Question about solving recurrences/difference equations

[homomorphism]

i want to know if there's any standard symbolic method of solving recurrences often found in the analysis of algorithms. many of these recurrences are readily solved by the master theorem. let's say we don't want to use that (for whatever reason) and we don't want to draw recursion trees.

let's take for example:
T(n) = 2T(n/2) + n

how exactly would we put this in difference equation form? something like T[i+1] = kT + n? k is some constant (basically some function on the 2) after we do that it is straightforward (i think) to use some symbolic differentiation and then solve the recurrence.

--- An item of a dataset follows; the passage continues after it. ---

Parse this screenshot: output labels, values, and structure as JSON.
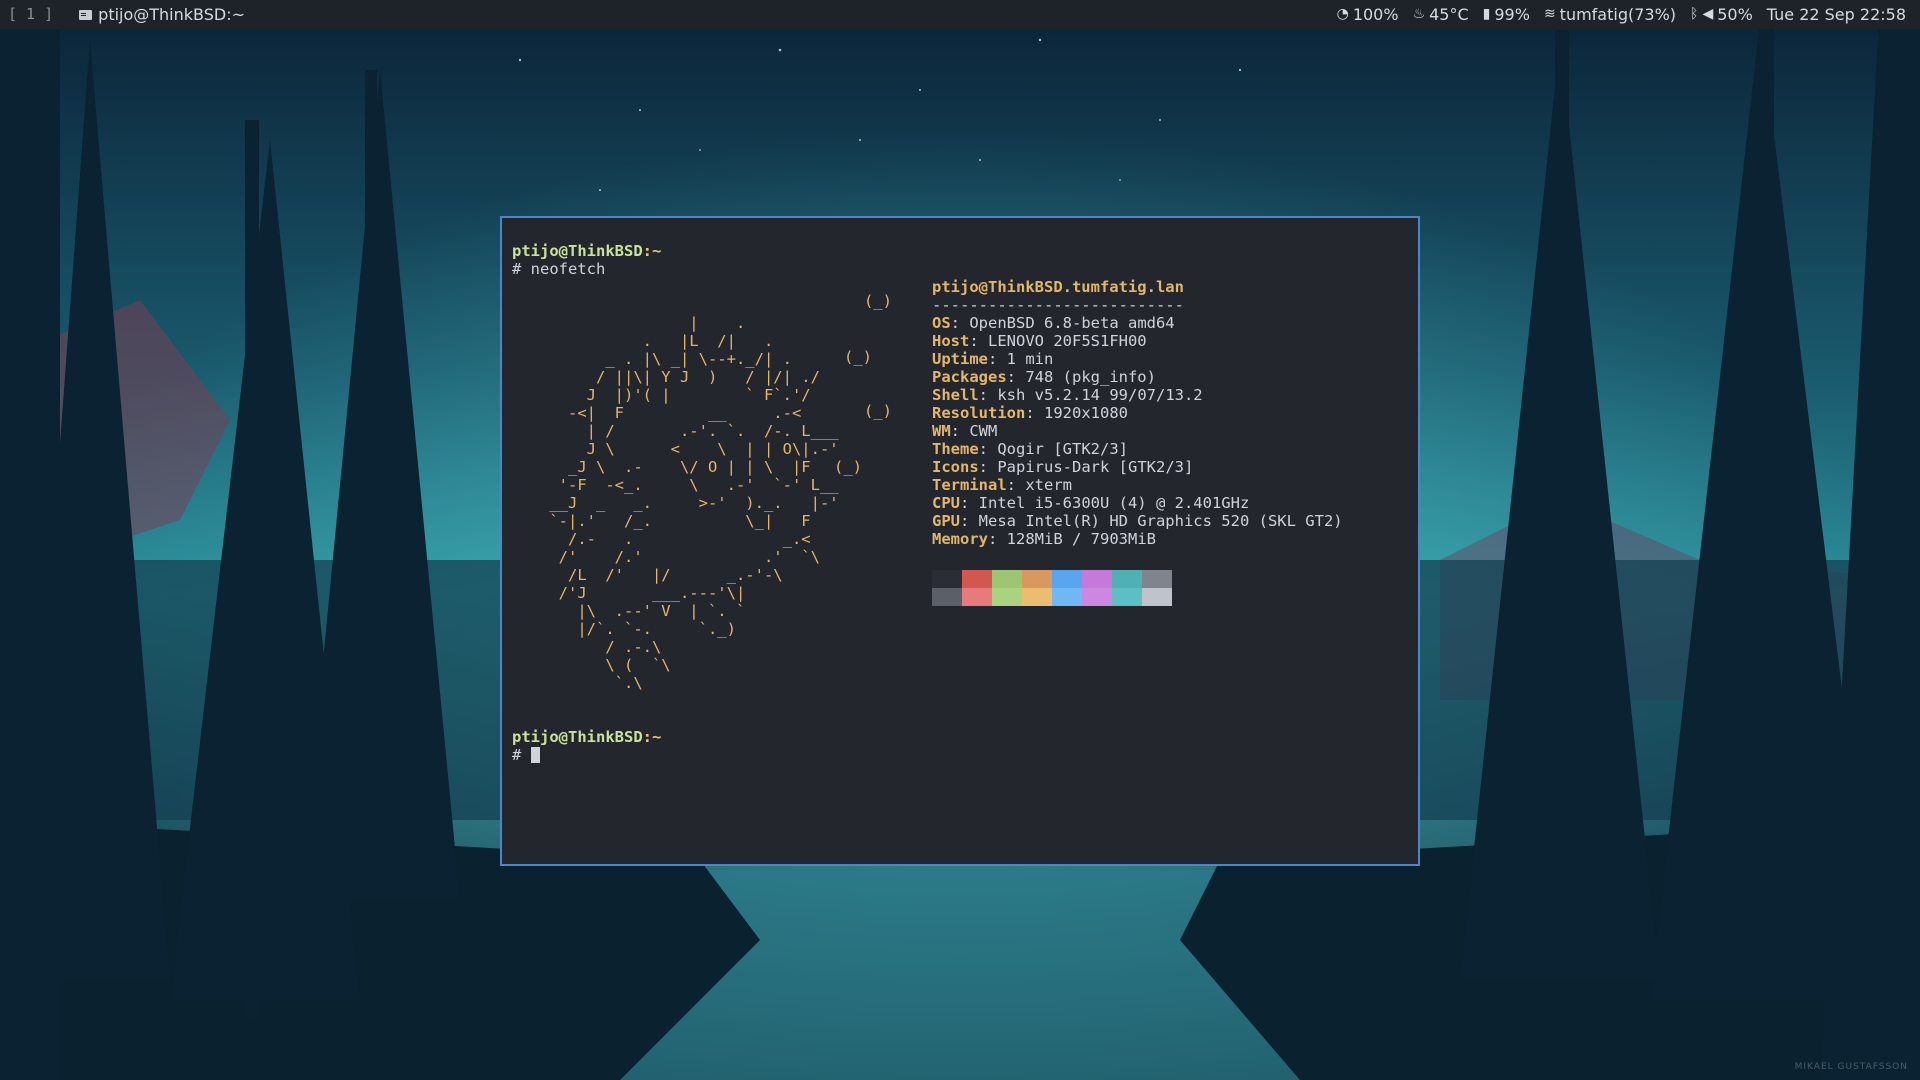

We should be getting nlogn (log base 2) as the solution to this recurrence. but i don't think I'm writing down the actual difference equation correctly.

 

[matematikawan]

Let n=2i

T(n) = 2T(n/2) + n will gives T(2i) = 2T(i) + 2i.

How am I going to expressed this as T[i+1] = kT + n ?

 

[Edgardo]

For T(n) = 2T(n/2) + n you can set $n=2^k$
Then you have $T(2^k) = 2T(2^{k-1}) + 2^k$. I don't know if that helps.

 

[matematikawan]

Wow that's good idea Edgardo. So what do we do next to solve T(n) = 2T(n/2) + n ?

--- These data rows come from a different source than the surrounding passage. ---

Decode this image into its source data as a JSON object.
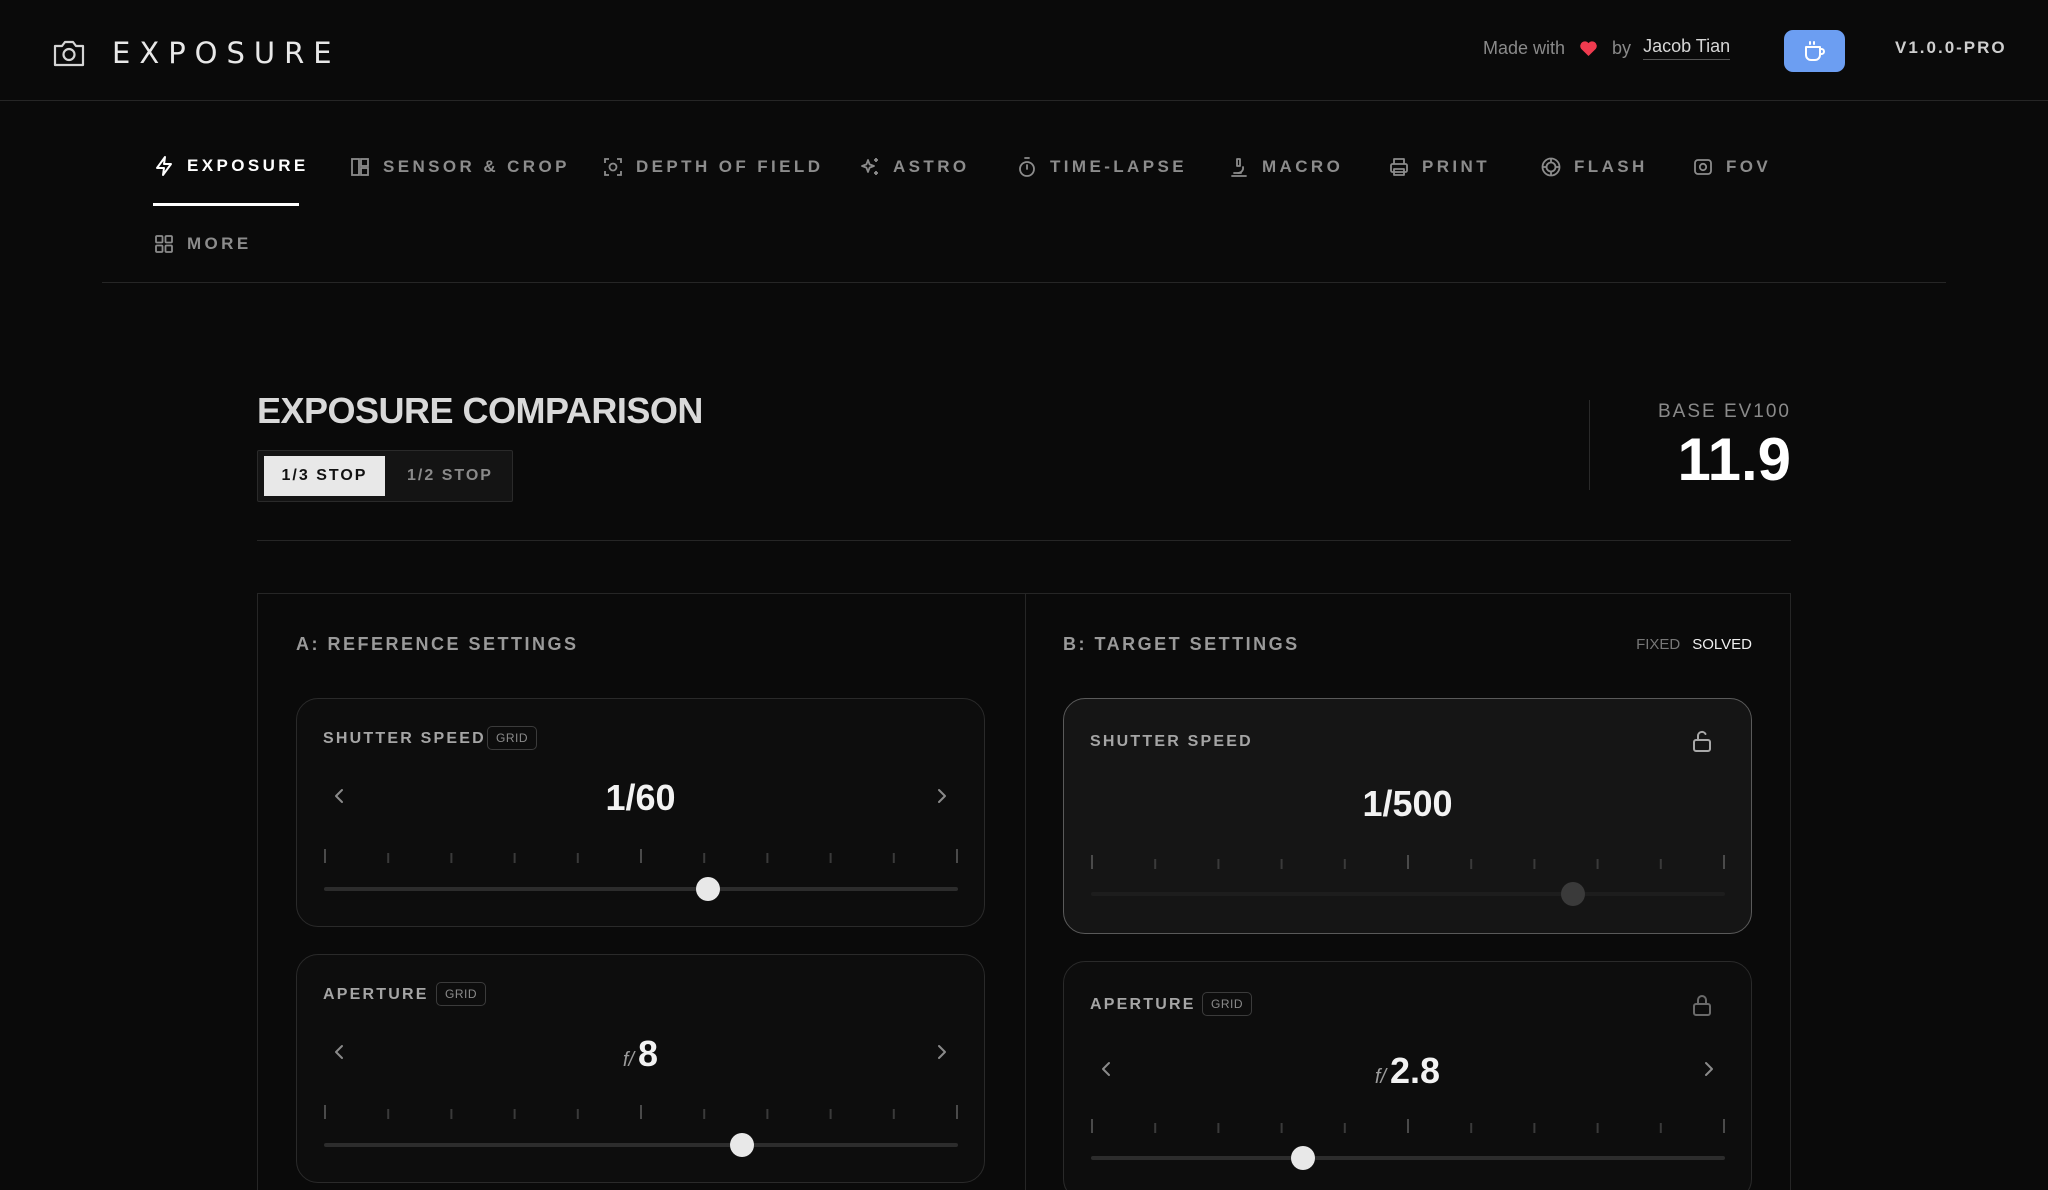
{
  "header": {
    "app_title": "EXPOSURE",
    "credit_prefix": "Made with",
    "credit_by": "by",
    "credit_author": "Jacob Tian",
    "version": "V1.0.0-PRO",
    "accent_color": "#6c9ef2",
    "heart_color": "#ef3b4f"
  },
  "tabs": [
    {
      "label": "EXPOSURE",
      "icon": "lightning-icon",
      "active": true
    },
    {
      "label": "SENSOR & CROP",
      "icon": "sensor-icon",
      "active": false
    },
    {
      "label": "DEPTH OF FIELD",
      "icon": "focus-icon",
      "active": false
    },
    {
      "label": "ASTRO",
      "icon": "sparkles-icon",
      "active": false
    },
    {
      "label": "TIME-LAPSE",
      "icon": "timer-icon",
      "active": false
    },
    {
      "label": "MACRO",
      "icon": "microscope-icon",
      "active": false
    },
    {
      "label": "PRINT",
      "icon": "printer-icon",
      "active": false
    },
    {
      "label": "FLASH",
      "icon": "aperture-icon",
      "active": false
    },
    {
      "label": "FOV",
      "icon": "view-icon",
      "active": false
    },
    {
      "label": "MORE",
      "icon": "grid-icon",
      "active": false
    }
  ],
  "comparison": {
    "title": "EXPOSURE COMPARISON",
    "stop_options": [
      "1/3 STOP",
      "1/2 STOP"
    ],
    "selected_stop": "1/3 STOP",
    "base_ev_label": "BASE EV100",
    "base_ev_value": "11.9"
  },
  "reference": {
    "title": "A: REFERENCE SETTINGS",
    "shutter": {
      "label": "SHUTTER SPEED",
      "badge": "GRID",
      "value": "1/60",
      "slider_fraction": 0.605
    },
    "aperture": {
      "label": "APERTURE",
      "badge": "GRID",
      "prefix": "f/",
      "value": "8",
      "slider_fraction": 0.66
    }
  },
  "target": {
    "title": "B: TARGET SETTINGS",
    "mode_fixed": "FIXED",
    "mode_solved": "SOLVED",
    "shutter": {
      "label": "SHUTTER SPEED",
      "value": "1/500",
      "slider_fraction": 0.76,
      "icon": "unlock-icon"
    },
    "aperture": {
      "label": "APERTURE",
      "badge": "GRID",
      "prefix": "f/",
      "value": "2.8",
      "slider_fraction": 0.335,
      "icon": "lock-icon"
    }
  }
}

May be we need to use z-transform or Fourier transform directly.

 

[matematikawan]

i want to know if there's any standard symbolic method of solving recurrences often found in the analysis of algorithms. many of these recurrences are readily solved by the master theorem. let's say we don't want to use that (for whatever reason) and we don't want to draw recursion trees.

let's take for example:
T(n) = 2T(n/2) + n

how exactly would we put this in difference equation form? something like T[i+1] = kT + n? k is some constant (basically some function on the 2) after we do that it is straightforward (i think) to use some symbolic differentiation and then solve the recurrence. We should be getting nlogn (log base 2) as the solution to this recurrence. but i don't think I'm writing down the actual difference equation correctly.

Let n=2m.
T(n) = 2T(n/2) + n will gives T(2m) = 2T(m) + 2n.

I have just come to know about WolframAlpha at Sticky: WolframAlpha guide on electrical engineering forum.
Solving the http://www09.wolframalpha.com/input/?i=f(2*m)=2*f(m)+2*m,+f(1)=1", and simplify (assuming T(1)=1 )

T(2n) = 2nlog₂n + 4n.

What method does the WolframAlpha engine used to get the answer?